A Transfer and Deep Learning-Based Method for Online Frequency Stability Assessment and Control

Fast and accurate prediction and control of power system dynamic frequency after disturbance is essential to enhance power system stability. Machine learning methods have great potential in harnessing data for online application with accurate predictions. This paper proposes a two-stage novel transfer and deep learning-based method to predict power system dynamic frequency after disturbance and provide optimal event-based load shedding strategy to maintain system frequency.
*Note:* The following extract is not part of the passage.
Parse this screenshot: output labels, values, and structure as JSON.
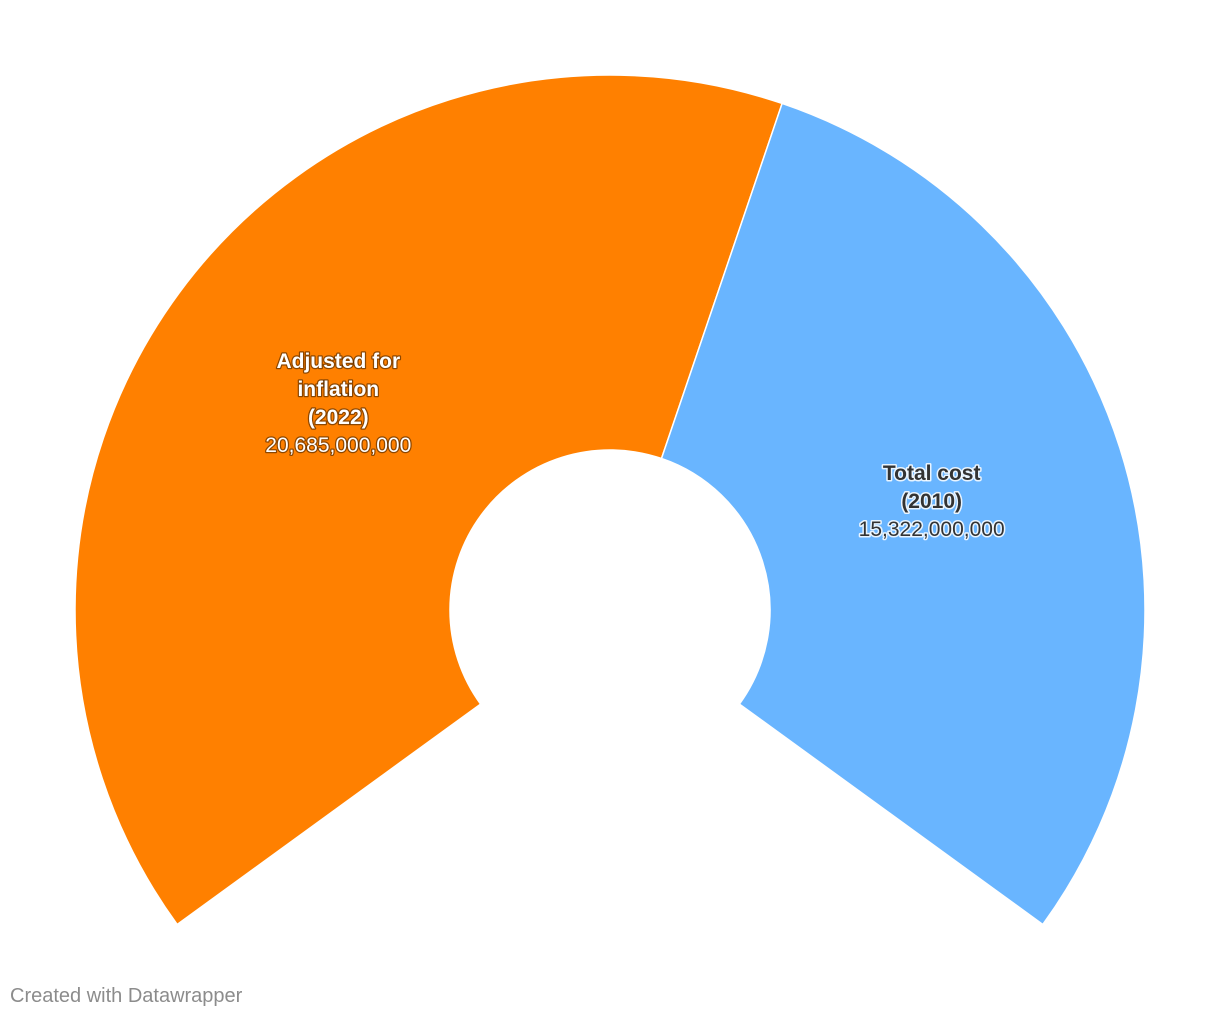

The proposed deep learning model combines convolutional neural network (CNN) and long short-term memory (LSTM) network to harness both spatial and temporal measurements in the input data, through a four-dimensional (4-D) tensor input construction process including, 1) capture system network topology information and critical measurements from different time intervals; 2) compute a multi-dimensional electric distance matrix and reduce to a 2-D plane which can describe the system nodal distribution; 3) construct 3-D tensors based on state variables at different sample times; and 4) integrate into 4-D tensor inputs. Moreover, a transfer learning process is employed to overcome the challenge of insufficient data and operating condition changes in real power systems for new prediction tasks. Simulation results in IEEE 118-bus system verify that the CNN-LSTM method not only greatly improves the timeliness of online frequency control, but also presents good accuracy and effectiveness. Test cases in the New England 39-bus system and the South Carolina 500-bus system validate that the transfer learning process can provide accurate results even with insufficient training data.